We asked Palttala, no stranger to this part of the world, to talk through a lap of the French circuit.
“The track is a funny mix of being patient, with a lot of long radius turns, and pushing hard. There’s lots of run off, which can give you confidence to really go for it, but I’m not sure I like that so much – it takes away some of the challenge. It’s certainly a big contrast to the Nordschleife!
“There’s hard braking into the first turn – it’s pretty late. The entry into these first corners is quite fast, you carry a lot of speed and the car is quite nervous. You come out and then come over a crest, and the car gets light. You’ve got to get on the power early, and take some curb, but not too much or you can damage the floor.
“Then we take a short straight, followed by a tight right, which flows into a long left. It’s kind of a weird corner. You carry some speed through the first part and then you don’t mind too much about your line into the left, you’re just carrying as much speed as possible. There are several lines, but the important part is L’Ecole, a pretty tight hairpin. You can use first gear, fight with the traction. This is important for the lap – you won’t perform any miracles but you can lose a lot of time.
“St. Beaume isn’t quite flat, it’s a lift in third gear. It’s a very important corner for the laptime. You can stay reasonably tight or run wide. If you have understeer, it’s a very long corner and you can kill the left front pretty hard. The following left is totally flat, so you need to be good through the right to have the best speed on the Mistral straight. It’s no secret the BMW isn’t the best on the straights, and we’ll lose a huge amount of time if we don’t get a supreme exit here. Even if we’re perfect, we’ll still lose ground along this massive straight.
“Though the straight isn’t brilliant for us, the following turns certainly are. Signes is the best corner on the circuit – and it’s pretty good on any circuit. You arrive at top speed, and carry more than 200km/h through. It’s tempting, with the nature of Paul Ricard, to use the run off on the outside, but again, like the exit of the first turns, you can damage the floor if you’re not careful.
“Beausset is a very, very long 3rd or 4th gear double-apex turn but it’s great for our car. You can stay really tight or go wide, and it’s an overtaking option in the BMW Z4 GT3. There’s a small dip on the second apex, which can cause some oversteer, you have to be wary for that.
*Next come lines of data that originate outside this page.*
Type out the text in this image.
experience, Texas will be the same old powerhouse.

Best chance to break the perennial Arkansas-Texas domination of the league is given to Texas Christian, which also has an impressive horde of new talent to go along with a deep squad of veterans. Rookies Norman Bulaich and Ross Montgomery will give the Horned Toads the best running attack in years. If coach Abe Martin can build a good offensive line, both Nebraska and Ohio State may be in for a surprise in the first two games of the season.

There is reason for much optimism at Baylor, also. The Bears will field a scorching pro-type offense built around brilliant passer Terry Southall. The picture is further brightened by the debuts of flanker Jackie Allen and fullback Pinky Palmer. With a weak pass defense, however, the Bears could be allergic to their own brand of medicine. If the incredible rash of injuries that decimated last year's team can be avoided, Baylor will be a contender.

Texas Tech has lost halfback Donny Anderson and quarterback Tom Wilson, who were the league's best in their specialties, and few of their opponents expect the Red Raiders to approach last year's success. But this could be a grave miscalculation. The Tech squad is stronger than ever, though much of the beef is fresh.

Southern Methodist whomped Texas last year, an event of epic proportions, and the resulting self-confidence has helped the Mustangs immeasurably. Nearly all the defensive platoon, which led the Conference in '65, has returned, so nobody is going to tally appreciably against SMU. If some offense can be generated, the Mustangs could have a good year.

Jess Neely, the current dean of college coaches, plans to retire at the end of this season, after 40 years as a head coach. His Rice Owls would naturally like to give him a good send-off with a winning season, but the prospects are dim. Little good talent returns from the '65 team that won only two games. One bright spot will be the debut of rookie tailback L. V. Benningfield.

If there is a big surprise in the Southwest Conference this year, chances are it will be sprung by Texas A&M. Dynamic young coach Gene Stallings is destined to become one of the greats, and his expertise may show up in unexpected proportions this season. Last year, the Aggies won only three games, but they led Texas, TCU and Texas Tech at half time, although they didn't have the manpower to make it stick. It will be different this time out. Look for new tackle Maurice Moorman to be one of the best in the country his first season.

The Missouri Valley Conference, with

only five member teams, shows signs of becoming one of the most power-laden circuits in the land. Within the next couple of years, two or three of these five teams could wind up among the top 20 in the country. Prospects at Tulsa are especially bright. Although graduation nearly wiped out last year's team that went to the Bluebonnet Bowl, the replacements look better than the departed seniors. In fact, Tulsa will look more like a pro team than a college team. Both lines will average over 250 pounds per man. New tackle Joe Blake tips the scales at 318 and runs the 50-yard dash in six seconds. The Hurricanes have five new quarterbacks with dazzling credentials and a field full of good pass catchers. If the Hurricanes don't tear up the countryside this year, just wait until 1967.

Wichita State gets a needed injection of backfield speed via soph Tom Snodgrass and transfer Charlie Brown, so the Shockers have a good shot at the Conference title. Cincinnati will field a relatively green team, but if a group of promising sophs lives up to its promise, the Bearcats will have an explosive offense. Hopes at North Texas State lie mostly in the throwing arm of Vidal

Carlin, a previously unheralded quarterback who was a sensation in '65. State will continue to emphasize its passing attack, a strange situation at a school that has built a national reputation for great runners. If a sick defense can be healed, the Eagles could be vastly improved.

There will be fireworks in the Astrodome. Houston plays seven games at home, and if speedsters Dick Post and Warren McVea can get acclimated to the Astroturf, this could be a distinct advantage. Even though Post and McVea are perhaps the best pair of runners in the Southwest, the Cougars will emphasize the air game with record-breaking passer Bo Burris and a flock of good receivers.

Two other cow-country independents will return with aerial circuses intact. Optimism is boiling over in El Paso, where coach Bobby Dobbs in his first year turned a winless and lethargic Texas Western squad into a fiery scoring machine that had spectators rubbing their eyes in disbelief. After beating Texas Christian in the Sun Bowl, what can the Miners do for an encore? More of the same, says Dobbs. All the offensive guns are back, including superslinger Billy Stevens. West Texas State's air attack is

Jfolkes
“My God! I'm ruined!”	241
“Bendor and L’Epingle are basically one turn, that tightens through. It’s pretty slow, you’re really relying on good mechanical grip and maximising your rolling speed. You’ve got to focus on the exit, the rear is always a little light and there’s a chance you could be jumped and lose a position through the next long right. Village isn’t really a corner, and it’s easy flat. It does make braking for ‘La Tour’ a little trickier than it could be, because you’re arriving in a turn.
“La Tour is a corner pretty typical to Paul Ricard, very similar to L’Epingle. You have to make sure that you stay tight, to get a good line into the final turn, which is pretty tight. The final turn is all about exit, about traction. It’s a tough corner, because it’s so tight, you always have understeer and you’re desperate to get on the power as early as possible. It’s a stop-and-go corner, and unless we’re very careful, we could lose out because the first turn is a very neat opportunity to overtake.
“Overall, the first half of the lap isn’t brilliant for our car, but from Signes until the finish line the BMW Z4 GT3 comes into its element. It’ll be interesting to see where we stack up in this Blancpain grid, because it’s been extremely competitive in 2015 so far.”
The race begins at 17:00 local time, running for six hours, and is live on the series website – blancpain-gt-series.com.